Masses and branching fractions for Υ states are tabulated by the Particle Data Group. The Υ(1S) mass around 9.460 GeV/c^2 and excited-state masses have been refined by experiments at Fermilab, DESY, and KEK. Measurements of polarization in Υ production by CDF and CMS tested NRQCD predictions. Precision lineshape scans were performed at CESR and by the Belle collaboration during energy scans near Υ resonances; hadronic cross sections and R measurements were reported in analyses involving Mark I and TASSO style instrumentation. Searches for exotic decays paralleling investigations of the X(3872), Z_c(3900), and other XYZ states were pursued by Belle II, BESIII, and LHCb.
Potential models including the Cornell potential were developed at Cornell University and informed by perturbative QCD calculations from groups at CERN and SLAC. Effective field theories such as NRQCD and pNRQCD have been advanced by theorists at University of Geneva, Università di Milano, and University of California, Berkeley. Lattice QCD computations by collaborations like HPQCD, FNAL Lattice Collaboration, and groups at Brookhaven National Laboratory and RIKEN provided nonperturbative determinations of bottomonium spectra, decay constants, and hyperfine splittings. Renormalization approaches by researchers at DESY and Yale University addressed heavy-quark discretization effects; comparisons with continuum QCD used techniques developed at CERN and TRIUMF.
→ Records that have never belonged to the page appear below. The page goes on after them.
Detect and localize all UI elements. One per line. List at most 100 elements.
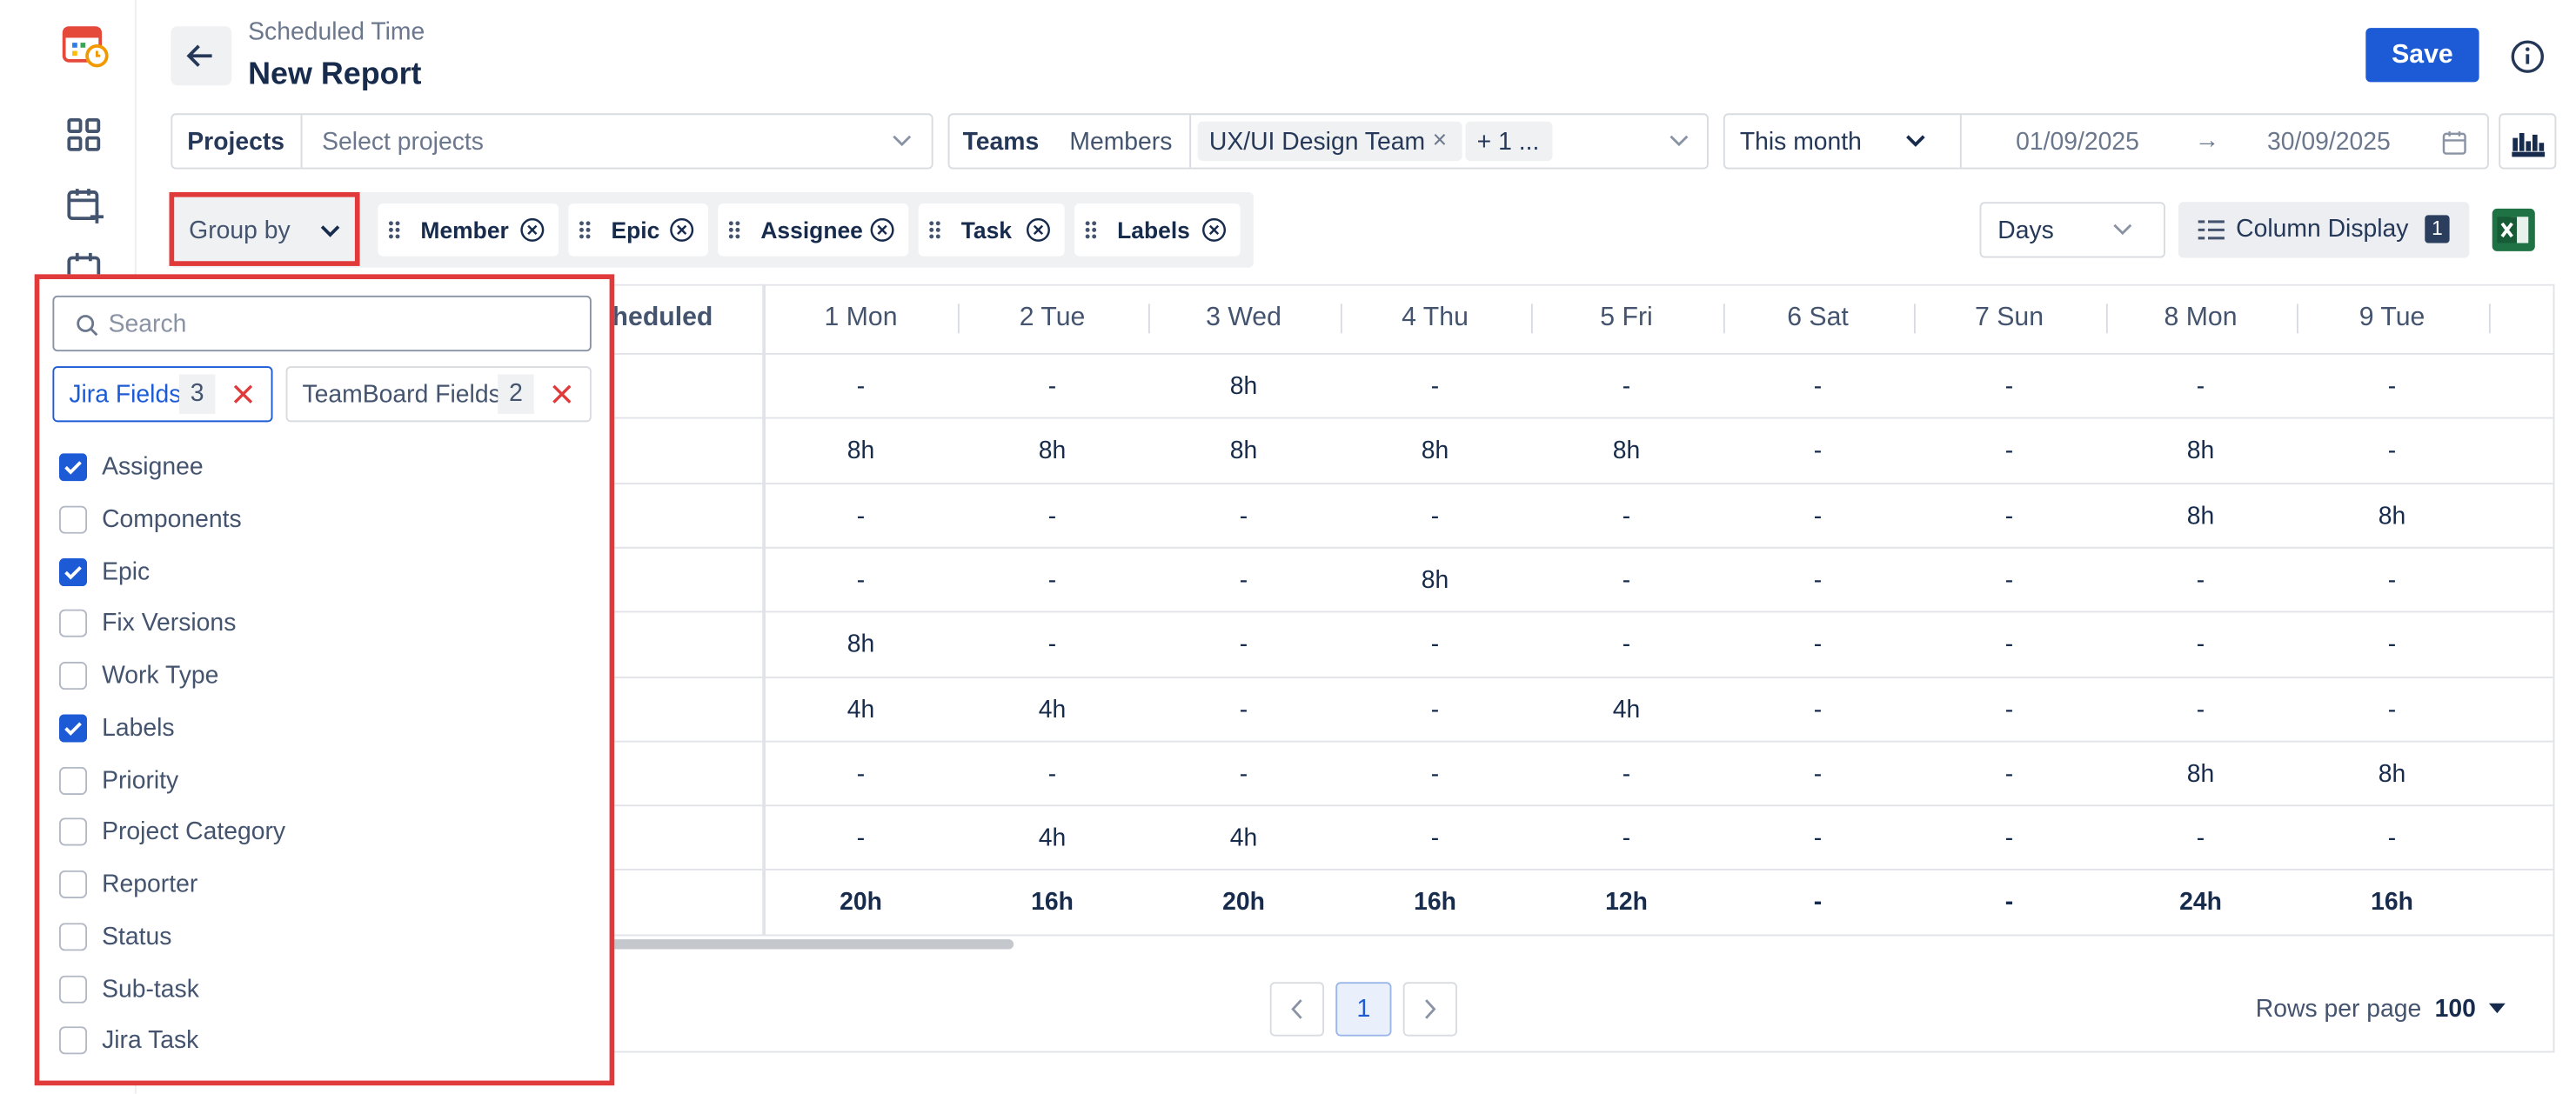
- field-option[interactable]: Status: [39, 917, 598, 957]
- column-display-label[interactable]: Column Display: [2236, 215, 2409, 243]
- rows-per-page-select[interactable]: 100: [2434, 995, 2476, 1024]
- period-select[interactable]: This month: [1739, 128, 1862, 157]
- date-arrow: →: [2194, 126, 2220, 155]
- column-header: 8 Mon: [2164, 304, 2238, 332]
- date-to[interactable]: 30/09/2025: [2266, 128, 2391, 157]
- total-cell: -: [1813, 889, 1823, 917]
- field-option-label[interactable]: Reporter: [102, 870, 198, 898]
- checkbox[interactable]: [58, 662, 88, 690]
- field-option-label[interactable]: Sub-task: [102, 974, 199, 1003]
- field-option-label[interactable]: Labels: [102, 713, 175, 743]
- calendar-icon[interactable]: [66, 251, 105, 278]
- group-chip[interactable]: Epic: [568, 203, 708, 257]
- save-button[interactable]: Save: [2365, 28, 2479, 83]
- dashboard-icon[interactable]: [66, 117, 103, 153]
- date-from[interactable]: 01/09/2025: [2016, 128, 2139, 157]
- field-option[interactable]: Fix Versions: [39, 604, 598, 644]
- field-option[interactable]: Assignee: [39, 449, 598, 488]
- checkbox[interactable]: [58, 610, 88, 638]
- table-cell: 8h: [2186, 437, 2215, 465]
- table-cell: -: [1813, 502, 1823, 530]
- period-filter[interactable]: This month 01/09/2025 → 30/09/2025: [1723, 113, 2489, 170]
- field-option-label[interactable]: Work Type: [102, 662, 219, 690]
- field-option-label[interactable]: Fix Versions: [102, 610, 237, 638]
- field-option[interactable]: Labels: [39, 709, 598, 748]
- column-display-button[interactable]: Column Display 1: [2178, 202, 2470, 258]
- total-cell: 16h: [1031, 889, 1074, 917]
- add-schedule-icon[interactable]: [66, 185, 105, 224]
- teams-filter[interactable]: Teams Members UX/UI Design Team × + 1 ..…: [947, 113, 1709, 170]
- checkbox-checked[interactable]: [58, 713, 88, 743]
- prev-page[interactable]: [1269, 982, 1325, 1037]
- field-tab[interactable]: Jira Fields 3: [52, 366, 273, 423]
- checkbox[interactable]: [58, 817, 88, 846]
- granularity-label[interactable]: Days: [1997, 217, 2054, 245]
- group-chip-label: Member: [420, 217, 509, 243]
- group-by-dropdown: Search Jira Fields 3 TeamBoard Fields 2 Assi…: [34, 274, 615, 1086]
- table-cell: -: [1430, 824, 1440, 853]
- table-cell: 8h: [1421, 566, 1449, 595]
- granularity-select[interactable]: Days: [1979, 202, 2165, 258]
- next-page[interactable]: [1402, 982, 1458, 1037]
- group-chip-label: Assignee: [760, 217, 863, 243]
- teams-label[interactable]: Teams: [962, 128, 1040, 157]
- search-input[interactable]: Search: [52, 295, 592, 352]
- table-cell: -: [1239, 566, 1248, 595]
- table-cell: -: [2004, 502, 2014, 530]
- checkbox[interactable]: [58, 870, 88, 898]
- table-cell: -: [1622, 759, 1631, 789]
- page-title: New Report: [248, 57, 422, 92]
- table-cell: 8h: [2186, 502, 2215, 530]
- field-option-label[interactable]: Project Category: [102, 817, 286, 846]
- field-option[interactable]: Project Category: [39, 813, 598, 852]
- field-tab-count: 2: [498, 374, 534, 414]
- field-option-label[interactable]: Assignee: [102, 453, 204, 482]
- group-by-label[interactable]: Group by: [189, 217, 291, 245]
- group-by-button[interactable]: Group by: [169, 191, 360, 266]
- rows-per-page-caret[interactable]: [2487, 1000, 2507, 1017]
- field-option-label[interactable]: Epic: [102, 557, 151, 586]
- field-option-label[interactable]: Components: [102, 505, 242, 534]
- table-cell: 8h: [2378, 502, 2406, 530]
- field-option[interactable]: Priority: [39, 761, 598, 800]
- field-tab-clear[interactable]: [231, 383, 254, 405]
- field-option-label[interactable]: Status: [102, 922, 172, 951]
- header-separator: [1913, 304, 1916, 334]
- checkbox[interactable]: [58, 922, 88, 951]
- field-option-label[interactable]: Priority: [102, 765, 179, 795]
- checkbox[interactable]: [58, 974, 88, 1003]
- field-option-label[interactable]: Jira Task: [102, 1026, 199, 1055]
- table-cell: -: [1239, 502, 1248, 530]
- field-option[interactable]: Reporter: [39, 865, 598, 904]
- table-cell: -: [1813, 759, 1823, 789]
- checkbox[interactable]: [58, 1026, 88, 1055]
- chart-button[interactable]: [2499, 113, 2557, 170]
- checkbox[interactable]: [58, 765, 88, 795]
- group-chip[interactable]: Member: [378, 203, 559, 257]
- back-button[interactable]: [171, 26, 232, 86]
- projects-filter[interactable]: Projects Select projects: [171, 113, 933, 170]
- members-label[interactable]: Members: [1069, 128, 1173, 157]
- group-chip[interactable]: Labels: [1074, 203, 1241, 257]
- checkbox-checked[interactable]: [58, 557, 88, 586]
- field-option[interactable]: Jira Task: [39, 1022, 598, 1061]
- checkbox[interactable]: [58, 505, 88, 534]
- more-chip[interactable]: + 1 ...: [1476, 128, 1540, 157]
- table-cell: -: [2196, 372, 2205, 401]
- h-scrollbar[interactable]: [583, 939, 1014, 950]
- field-option[interactable]: Components: [39, 500, 598, 539]
- table-cell: -: [1622, 502, 1631, 530]
- group-chip[interactable]: Assignee: [718, 203, 909, 257]
- field-option[interactable]: Epic: [39, 552, 598, 591]
- group-chip[interactable]: Task: [918, 203, 1065, 257]
- field-tab-clear[interactable]: [551, 383, 573, 405]
- field-option[interactable]: Sub-task: [39, 970, 598, 1009]
- excel-export[interactable]: [2491, 207, 2537, 253]
- page-number[interactable]: 1: [1335, 982, 1392, 1037]
- rows-per-page-label: Rows per page: [2255, 995, 2422, 1024]
- field-tab[interactable]: TeamBoard Fields 2: [285, 366, 592, 423]
- field-option[interactable]: Work Type: [39, 657, 598, 696]
- info-icon[interactable]: [2510, 39, 2545, 74]
- team-chip-remove[interactable]: ×: [1432, 126, 1448, 155]
- checkbox-checked[interactable]: [58, 453, 88, 482]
Υ studies constrain parameters of the Standard Model, test factorization in heavy-quark systems investigated by CERN and SLAC, and provide benchmarks for searches for physics beyond the Standard Model pursued at ATLAS and CMS. Measurements of Υ production and suppression in heavy-ion collisions at RHIC and LHC (notably ALICE and CMS) inform quark–gluon plasma diagnostics developed at Brookhaven National Laboratory. Precision determinations of the b-quark mass and strong coupling constant αs draw on analyses from Particle Data Group and lattice collaborations including HPQCD. Υ resonances have catalyzed detector and accelerator developments at facilities such as KEK, Fermilab, and Cornell University, and motivated theoretical programs at institutions including Perimeter Institute and Institute for Advanced Study.